Cristina Otero, una ferrolana de 30 años, trabaja en Uganda ayudando a establecer una estrategia educativa nacional que permitan a millones de niños y niñas tener un futuro
Cristina Otero, durante la celebración del Día Internacional de la Mujer en Ciforo, Adjumani, con alumnado de los colegios con los que trabaja Ayuda en Acción
Cristina Otero, durante la celebración del Día Internacional de la Mujer en Ciforo, Adjumani, con alumnado de los colegios con los que trabaja Ayuda en Acción

Cuando Cristina Otero, una ferrolana 30 años, visitó Uganda por primera vez en el 2016 como voluntaria, no imaginó que ese país cambiaría su vida. Llegó a localidad de Adjumani para dar clases extraescolares de música —es maestra de primaria y profesora de educación secundaria— y hoy en día, en su cuarta etapa en el país africano y tras formarse como técnica de cooperación internacional, es la responsable de estrategia educativa y protección infantil para la ONG española Ayuda en Acción.

El día a día en la zona del West Nile, la región en la que se encuentra trabajando actualmente, no es fácil. El 50% de la población es local y el otro 50% son refugiados de Sudán del Sur que huyeron de la guerra civil que se inició en 2013 y finalizó en 2019.

Uno de los principales retos que tiene por delante Uganda es la educación. Por eso su ONG, en colaboración con otras organizaciones locales, intenta ayudar en el desarrollo una estrategia educativa nacional que permita a millones de niños y niñas tener un futuro. El reto educativo que afronta el país tiene que ver con la cantidad de niños en edad escolar. «El índice de natalidad es altísimo porque apenas existen políticas de planificación familiar y las pocas que hay no funcionan. Todavía hay muy poco recorrido a nivel social y cultural», explica.

Itirikwa, Adjumani. Colegio donde Cristina trabaja en programas relacionados con la protección infantil

Además, con la llegada masiva de refugiados sudaneses, especialmente desde 2017, el sistema educativo, ya de por si precario, se ha visto desbordado. Uganda es, sorprendentemente, uno de los países del mundo que más refugiados acoge y, al mismo tiempo, uno de los que menos capacidades y recursos económicos tiene para hacer frente a esta situación. «Los colegios de Uganda no están preparados para gestionar todo esto.

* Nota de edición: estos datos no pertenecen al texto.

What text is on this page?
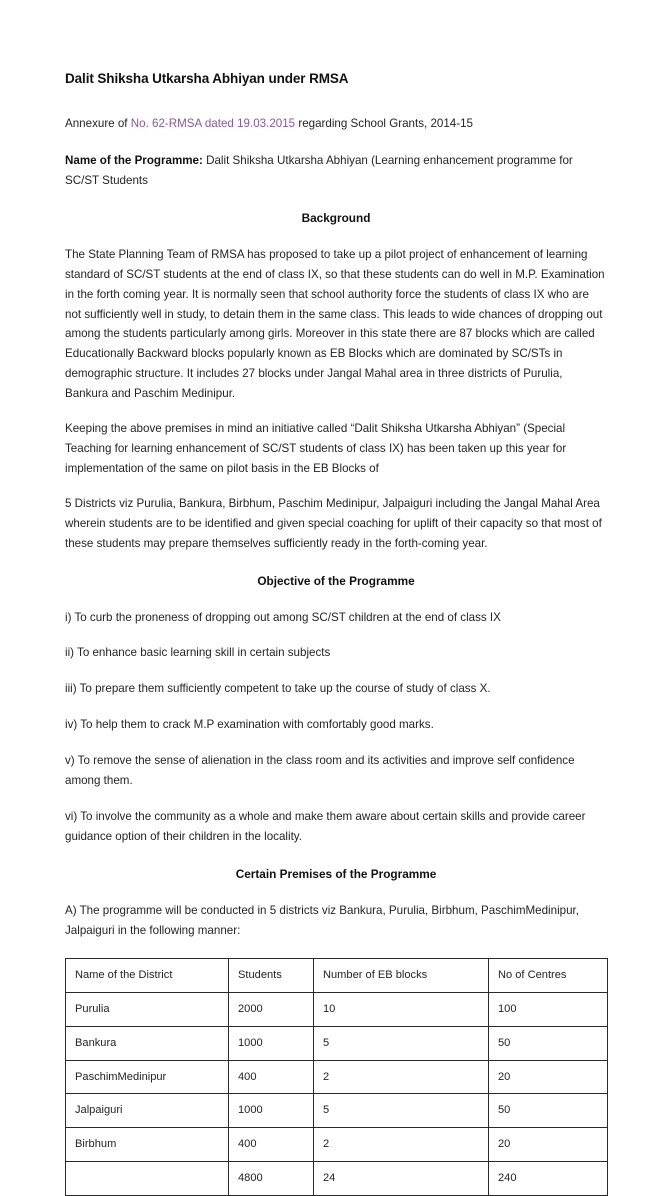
Dalit Shiksha Utkarsha Abhiyan under RMSA

Annexure of No. 62-RMSA dated 19.03.2015 regarding School Grants, 2014-15

Name of the Programme: Dalit Shiksha Utkarsha Abhiyan (Learning enhancement programme for SC/ST Students

Background

The State Planning Team of RMSA has proposed to take up a pilot project of enhancement of learning standard of SC/ST students at the end of class IX, so that these students can do well in M.P. Examination in the forth coming year. It is normally seen that school authority force the students of class IX who are not sufficiently well in study, to detain them in the same class. This leads to wide chances of dropping out among the students particularly among girls. Moreover in this state there are 87 blocks which are called Educationally Backward blocks popularly known as EB Blocks which are dominated by SC/STs in demographic structure. It includes 27 blocks under Jangal Mahal area in three districts of Purulia, Bankura and Paschim Medinipur.

Keeping the above premises in mind an initiative called “Dalit Shiksha Utkarsha Abhiyan” (Special Teaching for learning enhancement of SC/ST students of class IX) has been taken up this year for implementation of the same on pilot basis in the EB Blocks of

5 Districts viz Purulia, Bankura, Birbhum, Paschim Medinipur, Jalpaiguri including the Jangal Mahal Area wherein students are to be identified and given special coaching for uplift of their capacity so that most of these students may prepare themselves sufficiently ready in the forth-coming year.

Objective of the Programme

i) To curb the proneness of dropping out among SC/ST children at the end of class IX

ii) To enhance basic learning skill in certain subjects

iii) To prepare them sufficiently competent to take up the course of study of class X.

iv) To help them to crack M.P examination with comfortably good marks.

v) To remove the sense of alienation in the class room and its activities and improve self confidence among them.

vi) To involve the community as a whole and make them aware about certain skills and provide career guidance option of their children in the locality.

Certain Premises of the Programme

A) The programme will be conducted in 5 districts viz Bankura, Purulia, Birbhum, PaschimMedinipur, Jalpaiguri in the following manner:

Name of the District	Students	Number of EB blocks	No of Centres
Purulia	2000	10	100
Bankura	1000	5	50
PaschimMedinipur	400	2	20
Jalpaiguri	1000	5	50
Birbhum	400	2	20
	4800	24	240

Hoy en día encontramos aulas con 150 niños y niñas. En algunos asentamientos de refugiados puede haber hasta 300 hacinados en una clase. No hay recursos suficientes».

Todo esto en unas instalaciones que no podríamos imaginar en Europa. «Los colegios son edificaciones sin puertas ni ventanas. Y tampoco están cerrados, lo cual supone un peligro para el alumnado, ya que no hay control de quien entra o sale». Los secuestros de niños y, sobre todo de niñas, no son infrecuentes en algunas comunidades rurales.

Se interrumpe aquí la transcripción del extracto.